L'interdiction de l'entrée de la délégation militaire qui a avancé en échange de notes de protestation entre les deux anciennes républiques yougoslaves, initialement les deux parties ont rejeté les marques de protestation, a maintenant dépassé les accusations de fascisme par le Premier ministre serbe, Ana Brnabic. Elle estime qu'il ne s'agit pas seulement d'un différend entre les deux pays, [...]
Elle estime qu'il ne s'agit pas seulement maintenant d'un différend entre les deux pays, mais qu'elle a fait demi-tour en disant qu'il s'agit maintenant d'un conflit entre “fasisme et antifascisme”.
Je n'irais plus dans cette danse parce qu'ils ne servent qu'à nous surprendre et à nous distraire de ce qui s'est passé.
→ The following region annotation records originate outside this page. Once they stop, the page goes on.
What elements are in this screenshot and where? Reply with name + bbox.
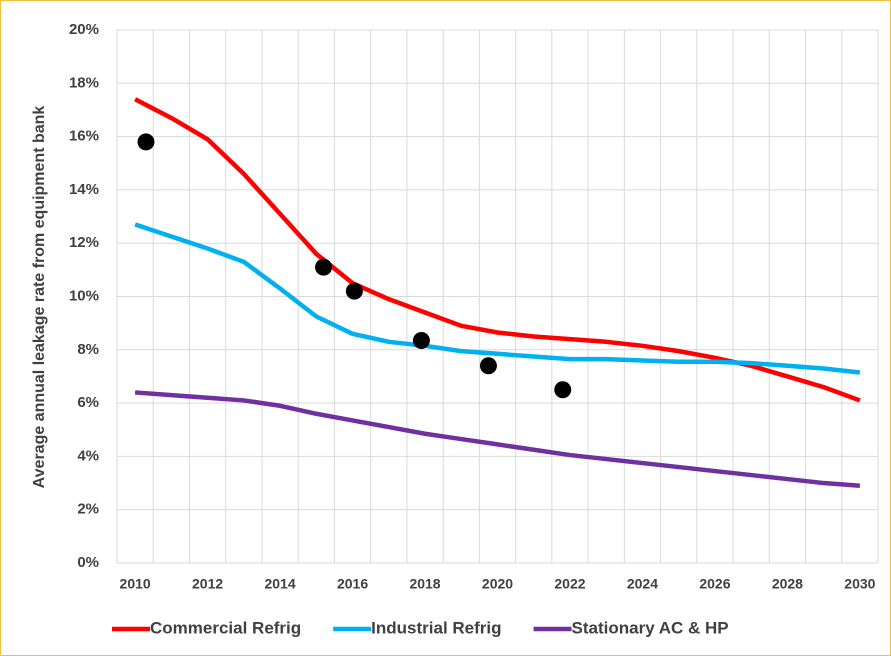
data-point: [315, 258, 333, 276]
series-line: [134, 390, 861, 488]
legend-label: Commercial Refrig: [150, 618, 301, 637]
x-tick-label: 2020: [482, 576, 513, 592]
x-tick-label: 2018: [409, 576, 440, 592]
y-tick-label: 10%: [69, 287, 99, 304]
legend-label: Stationary AC & HP: [572, 618, 729, 637]
x-tick-label: 2024: [627, 576, 658, 592]
y-tick-label: 12%: [69, 234, 99, 251]
x-tick-label: 2012: [192, 576, 223, 592]
data-point: [479, 357, 497, 375]
series-line: [134, 222, 861, 375]
x-tick-label: 2030: [844, 576, 875, 592]
legend-label: Industrial Refrig: [371, 618, 501, 637]
y-tick-label: 14%: [69, 181, 99, 198]
y-axis-label: Average annual leakage rate from equipme…: [31, 106, 48, 489]
y-tick-label: 6%: [77, 394, 99, 411]
y-tick-label: 2%: [77, 501, 99, 518]
data-point: [137, 133, 155, 151]
y-tick-label: 18%: [69, 74, 99, 91]
y-tick-label: 20%: [69, 21, 99, 38]
y-tick-label: 16%: [69, 128, 99, 145]
data-point: [554, 381, 572, 399]
data-point: [345, 282, 363, 300]
x-tick-label: 2014: [264, 576, 295, 592]
x-tick-label: 2026: [699, 576, 730, 592]
x-tick-label: 2022: [554, 576, 585, 592]
y-tick-label: 0%: [77, 554, 99, 571]
y-tick-label: 8%: [77, 341, 99, 358]
data-point: [412, 331, 430, 349]
x-tick-label: 2010: [120, 576, 151, 592]
x-tick-label: 2016: [337, 576, 368, 592]
x-tick-label: 2028: [772, 576, 803, 592]
y-tick-label: 4%: [77, 447, 99, 464]
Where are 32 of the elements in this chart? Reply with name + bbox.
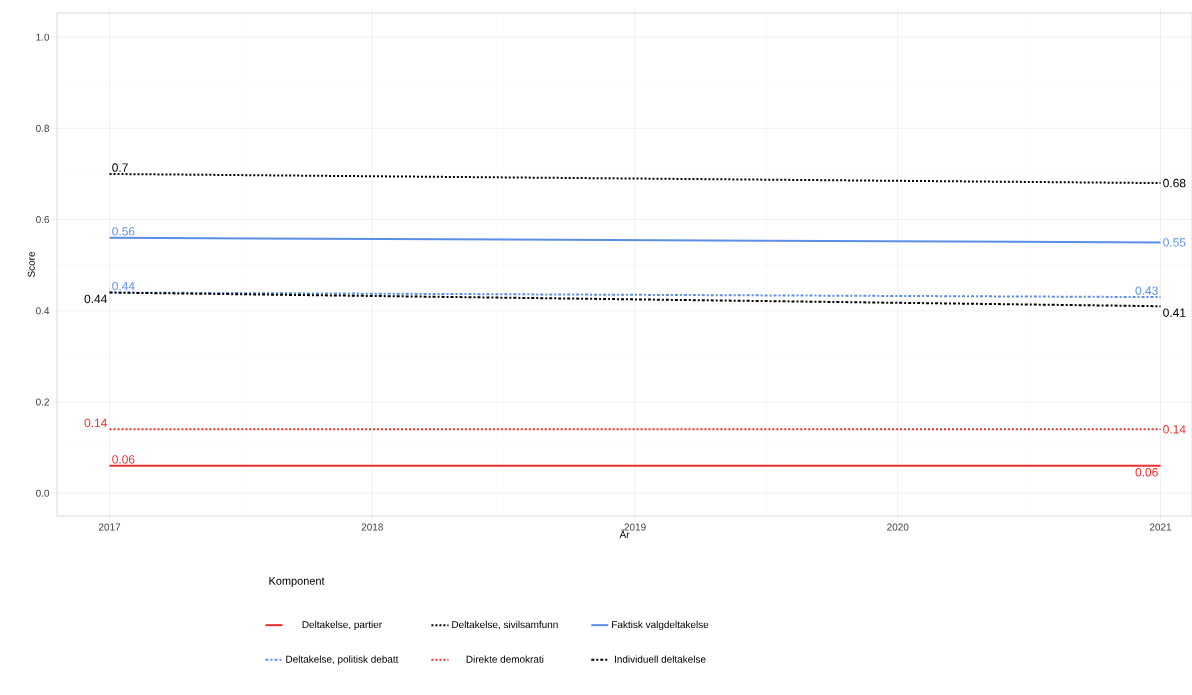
data-label: 0.68 xyxy=(1163,178,1186,188)
x-tick-label: 2019 xyxy=(624,523,646,531)
x-axis-title: År xyxy=(619,529,630,539)
y-tick-label: 0.0 xyxy=(36,489,50,497)
y-tick-label: 0.2 xyxy=(36,398,49,406)
legend-label: Direkte demokrati xyxy=(466,655,544,663)
legend-label: Deltakelse, sivilsamfunn xyxy=(452,620,558,630)
data-label: 0.06 xyxy=(1135,468,1158,477)
y-tick-label: 0.8 xyxy=(36,124,50,132)
legend-label: Faktisk valgdeltakelse xyxy=(612,620,709,631)
y-tick-label: 0.6 xyxy=(36,216,50,224)
legend-label: Deltakelse, partier xyxy=(302,620,382,631)
y-tick-label: 0.4 xyxy=(36,307,50,315)
y-tick-label: 1.0 xyxy=(36,33,50,41)
data-label: 0.7 xyxy=(112,163,128,172)
data-label: 0.56 xyxy=(112,227,135,236)
legend-label: Deltakelse, politisk debatt xyxy=(286,655,399,665)
data-label: 0.41 xyxy=(1163,308,1186,317)
y-axis-title: Score xyxy=(27,251,35,278)
x-tick-label: 2020 xyxy=(887,523,909,531)
data-label: 0.06 xyxy=(112,455,135,464)
legend-label: Individuell deltakelse xyxy=(614,655,706,663)
data-label: 0.14 xyxy=(84,418,107,428)
data-label: 0.55 xyxy=(1163,238,1186,247)
legend-title: Komponent xyxy=(269,577,325,587)
data-label: 0.14 xyxy=(1163,425,1186,434)
data-label: 0.44 xyxy=(112,281,135,291)
data-label: 0.44 xyxy=(84,294,107,304)
x-tick-label: 2021 xyxy=(1149,523,1172,531)
x-tick-label: 2018 xyxy=(361,523,383,531)
x-tick-label: 2017 xyxy=(98,523,121,531)
data-label: 0.43 xyxy=(1135,286,1158,295)
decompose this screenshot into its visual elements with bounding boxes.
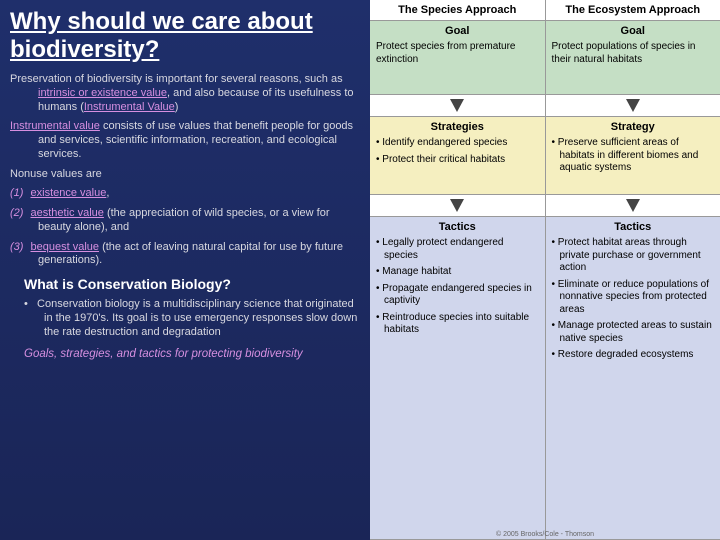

Et ce qui s'est passé, c'est que la délégation, nos cadets, a rendu hommage aux victimes de Jasenovac, l'un des plus grands crimes de la Seconde Guerre mondiale en Europe” Brnabic a déclaré aux journalistes luxembourgeois
Non seulement cela, Ana Brnabic est d'avis qu'elle a dépassé l'ampleur d'un différend entre Belgrade et Zagreb, la Serbie et la Croatie respectivement, mais le Premier ministre serbe affirme qu'elle mène un conflit contre le fascisme.
C'est un conflit entre le fascisme et l'antifascisme” qu'elle a dit.
La délégation de l ' armée serbe a été empêchée d ' entrer en Croatie, où elle allait commémorer les victimes du camp de Jasenovac. Les deux États avaient lancé des manifestations et les deux États des Balkans avaient refusé de les accepter.